Kegiatan yang berlangsung di SD Negeri 1 Cijeungjing, Kamis (27/8/2026) ini dibuka secara resmi oleh Kepala Dinas Pendidikan Kabupaten Ciamis, Dr. Erwan Darmawan, S.STP., M.Si. Dalam sambutannya, beliau menegaskan bahwa FTBI tidak semata-mata menjadi ajang perlombaan, tetapi merupakan bagian dari upaya bersama untuk menjaga keberlangsungan bahasa dan budaya daerah melalui penguatan kecintaan generasi muda terhadap bahasa ibu.
Melalui FTBI, peserta didik diberikan kesempatan untuk mengenal, menggunakan, sekaligus mengekspresikan kemampuan berbahasa dan bersastra daerah secara kreatif.
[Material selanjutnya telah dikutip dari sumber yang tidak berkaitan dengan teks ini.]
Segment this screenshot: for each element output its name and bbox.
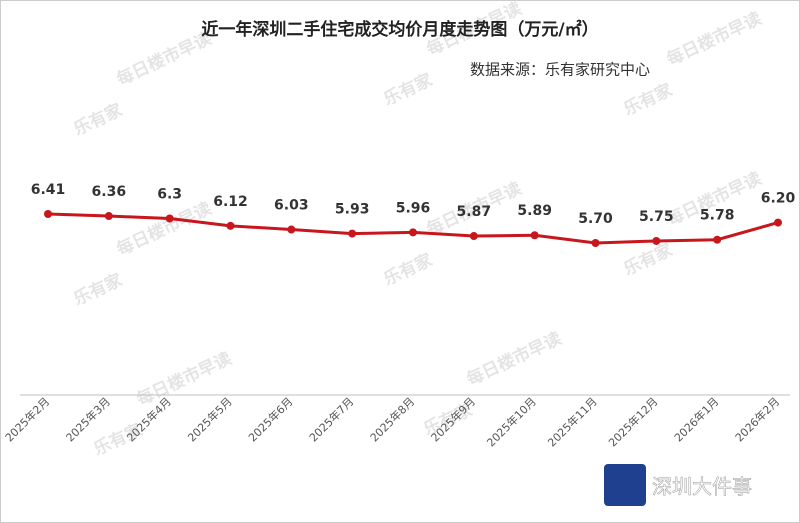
point xyxy=(165,214,174,223)
logo-text: 深圳大件事 xyxy=(652,475,752,499)
point xyxy=(713,235,722,244)
value-label: 5.96 xyxy=(396,200,431,216)
logo-icon xyxy=(604,464,646,506)
point xyxy=(469,232,478,241)
point xyxy=(104,212,113,221)
point xyxy=(44,210,52,218)
value-label: 6.12 xyxy=(213,194,248,210)
point xyxy=(226,221,235,230)
value-label: 5.87 xyxy=(457,204,492,220)
point xyxy=(530,231,539,240)
point xyxy=(409,228,417,237)
value-label: 5.93 xyxy=(335,202,370,218)
value-label: 5.89 xyxy=(517,203,552,219)
value-label: 6.3 xyxy=(157,186,182,202)
point xyxy=(774,218,782,227)
point xyxy=(287,225,296,234)
point xyxy=(348,229,357,238)
value-label: 6.41 xyxy=(31,182,66,198)
value-label: 6.20 xyxy=(761,191,796,207)
chart-title: 近一年深圳二手住宅成交均价月度走势图（万元/㎡） xyxy=(201,19,598,40)
point xyxy=(591,239,600,247)
value-label: 6.36 xyxy=(92,184,127,200)
point xyxy=(652,236,661,245)
value-label: 5.78 xyxy=(700,208,735,224)
value-label: 5.75 xyxy=(639,209,674,225)
value-label: 6.03 xyxy=(274,198,309,214)
source-note: 数据来源：乐有家研究中心 xyxy=(470,61,650,79)
value-label: 5.70 xyxy=(578,211,613,227)
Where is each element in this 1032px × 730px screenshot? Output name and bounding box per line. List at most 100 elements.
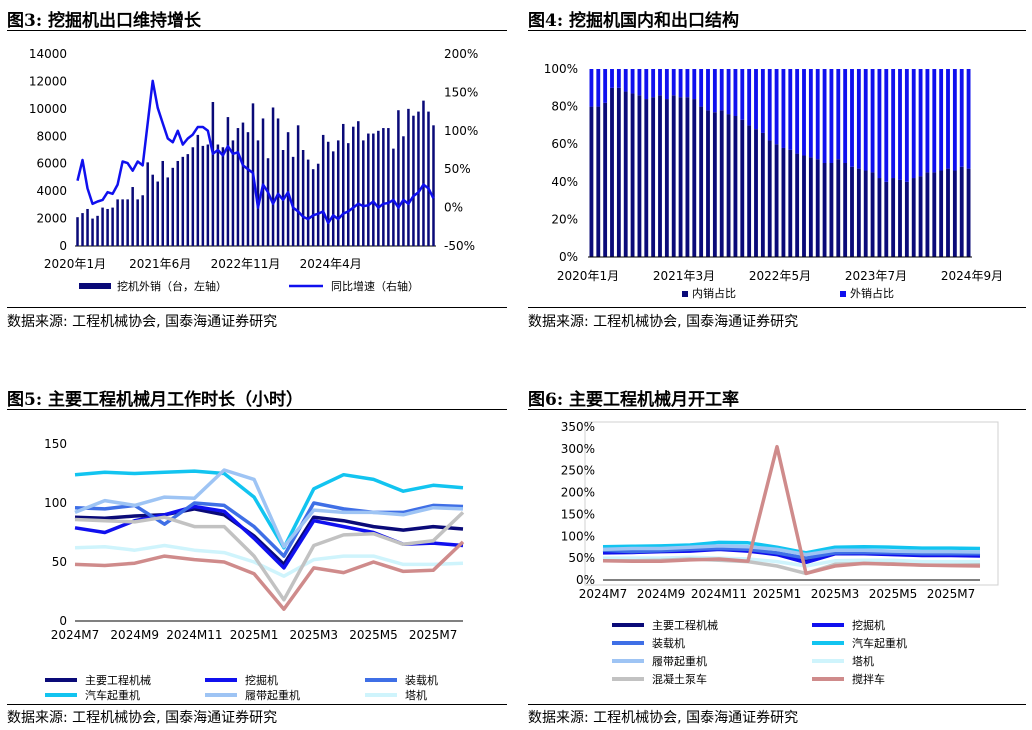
export-bar: [387, 128, 390, 246]
export-share-bar: [740, 69, 745, 120]
export-share-bar: [671, 69, 676, 96]
x-tick-label: 2024M11: [166, 628, 222, 642]
export-share-bar: [925, 69, 930, 173]
export-share-bar: [904, 69, 909, 182]
export-bar: [417, 111, 420, 246]
domestic-share-bar: [829, 163, 834, 257]
domestic-share-bar: [630, 93, 635, 257]
y-tick-label: 100%: [544, 62, 578, 76]
export-share-bar: [939, 69, 944, 171]
domestic-share-bar: [733, 116, 738, 257]
y-left-tick-label: 6000: [36, 157, 67, 171]
figure-5-source: 数据来源: 工程机械协会, 国泰海通证券研究: [7, 710, 278, 726]
legend-label-export: 外销占比: [850, 286, 894, 300]
legend-label-navy: 主要工程机械: [652, 618, 718, 632]
export-bar: [266, 158, 270, 246]
figure-4-chart: 0% 20% 40% 60% 80% 100% 2020年1月 2021年3月 2022年5月 2…: [544, 62, 1003, 300]
export-bar: [276, 118, 280, 246]
figure-5-title-rule: [7, 409, 507, 410]
domestic-share-bar: [850, 166, 854, 257]
export-bar: [181, 156, 185, 246]
figure-4: 图4: 挖掘机国内和出口结构 0% 20% 40% 60% 80% 100% 2020年1月…: [528, 0, 1026, 340]
export-bar: [206, 144, 210, 246]
domestic-share-bar: [760, 132, 765, 257]
y-tick-label: 350%: [561, 420, 595, 434]
figure-6-title: 图6: 主要工程机械月开工率: [528, 390, 740, 410]
domestic-share-bar: [637, 95, 642, 257]
export-share-bar: [692, 69, 697, 100]
export-share-bar: [891, 69, 896, 179]
export-share-bar: [932, 69, 937, 173]
domestic-share-bar: [781, 147, 786, 257]
domestic-share-bar: [904, 181, 909, 257]
export-share-bar: [658, 69, 662, 96]
export-bar: [151, 174, 154, 246]
domestic-share-bar: [911, 178, 916, 257]
series-line-cyan: [74, 469, 464, 550]
y-tick-label: 250%: [561, 464, 595, 478]
export-share-bar: [712, 69, 717, 113]
legend-label-gray: 混凝土泵车: [85, 703, 140, 704]
export-share-bar: [850, 69, 854, 167]
export-share-bar: [856, 69, 861, 169]
legend-label-lightblue: 履带起重机: [245, 688, 300, 702]
export-share-bar: [685, 69, 690, 98]
export-share-bar: [795, 69, 800, 154]
domestic-share-bar: [747, 125, 752, 258]
domestic-share-bar: [788, 149, 793, 257]
domestic-share-bar: [671, 95, 676, 257]
export-bar: [261, 118, 265, 246]
export-bar: [136, 199, 139, 246]
domestic-share-bar: [925, 172, 930, 257]
legend-label-lightblue: 履带起重机: [652, 654, 707, 668]
export-share-bar: [788, 69, 793, 150]
figure-4-title: 图4: 挖掘机国内和出口结构: [528, 11, 740, 31]
domestic-share-bar: [774, 144, 779, 257]
export-bar: [397, 110, 400, 246]
domestic-share-bar: [699, 106, 704, 257]
export-bar: [171, 167, 175, 246]
figure-6: 图6: 主要工程机械月开工率 0% 50% 100% 150% 200% 250% 300%…: [528, 382, 1026, 730]
export-share-bar: [774, 69, 779, 145]
y-tick-label: 100: [44, 496, 67, 510]
domestic-share-bar: [664, 99, 669, 257]
export-share-bar: [733, 69, 738, 116]
y-tick-label: 100%: [561, 529, 595, 543]
y-left-tick-label: 8000: [36, 129, 67, 143]
export-bar: [201, 145, 205, 246]
x-tick-label: 2025M7: [927, 587, 976, 601]
export-bar: [141, 195, 144, 246]
y-tick-label: 150%: [561, 507, 595, 521]
x-tick-label: 2024M7: [579, 587, 628, 601]
export-bar: [216, 144, 220, 246]
figure-6-chart: 0% 50% 100% 150% 200% 250% 300% 350% 2024M7 2024M…: [561, 420, 999, 686]
domestic-share-bar: [802, 155, 806, 257]
export-bar: [402, 136, 405, 246]
export-share-bar: [760, 69, 765, 133]
export-share-bar: [802, 69, 806, 156]
y-right-tick-label: 50%: [444, 162, 471, 176]
series-line-lightblue: [602, 544, 981, 557]
domestic-share-bar: [754, 129, 758, 257]
export-share-bar: [747, 69, 752, 126]
export-bar: [382, 128, 385, 246]
y-left-tick-label: 12000: [29, 74, 67, 88]
export-share-bar: [754, 69, 758, 130]
export-bar: [422, 100, 425, 246]
x-tick-label: 2024M9: [110, 628, 159, 642]
export-share-bar: [829, 69, 834, 163]
legend-label-blue: 挖掘机: [245, 673, 278, 687]
figure-4-title-rule: [528, 30, 1026, 31]
y-tick-label: 50%: [568, 551, 595, 565]
legend-label-royal: 装载机: [405, 673, 438, 687]
export-bar: [336, 140, 340, 246]
figure-3-title: 图3: 挖掘机出口维持增长: [7, 11, 202, 31]
domestic-share-bar: [808, 157, 813, 257]
export-bar: [256, 140, 260, 246]
domestic-share-bar: [767, 140, 772, 257]
legend-label-navy: 主要工程机械: [85, 673, 151, 687]
export-bar: [76, 217, 79, 246]
export-share-bar: [678, 69, 683, 98]
export-share-bar: [815, 69, 820, 160]
export-bar: [81, 213, 84, 246]
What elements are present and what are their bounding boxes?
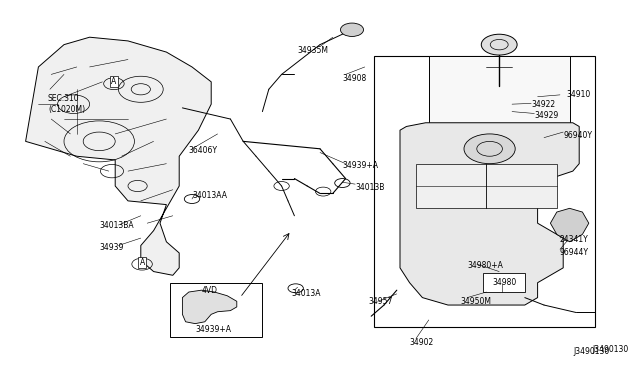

Sebanyak tujuh mata lomba diselenggarakan dalam kegiatan ini, yaitu Ngadongéng, Biantara, Maca Sajak, Nembang Pupuh, Borangan, Maca jeung Nulis Aksara Sunda, serta Ngarang Carpon. Beragam cabang tersebut menjadi ruang bagi anak-anak untuk menunjukkan bakat sekaligus semakin dekat dengan kekayaan bahasa dan sastra Sunda.
Lebih dari sekadar mencari juara, FTBI menjadi momentum untuk menanamkan nilai bahwa mencintai bahasa daerah berarti turut menjaga warisan budaya agar tetap hidup dan dikenal oleh generasi berikutnya. Di tengah perkembangan zaman yang semakin dinamis, kemampuan generasi muda untuk mengenal dan menghargai bahasa ibunya menjadi modal penting dalam menjaga identitas budaya daerah.
Dengan semangat kebersamaan, kreativitas, dan kompetisi yang sehat, kegiatan yang dilaksanakan oleh KKG SD Ciamis ini diharapkan mampu melahirkan generasi muda yang tidak hanya terampil berbahasa dan bersastra daerah, tetapi juga memiliki rasa bangga terhadap bahasa ibu serta kekayaan budaya yang diwariskan oleh para pendahulu.
Dari bahasa, tumbuh rasa. Dari budaya, lahir jati diri. Dari generasi muda, warisan budaya terus hidup.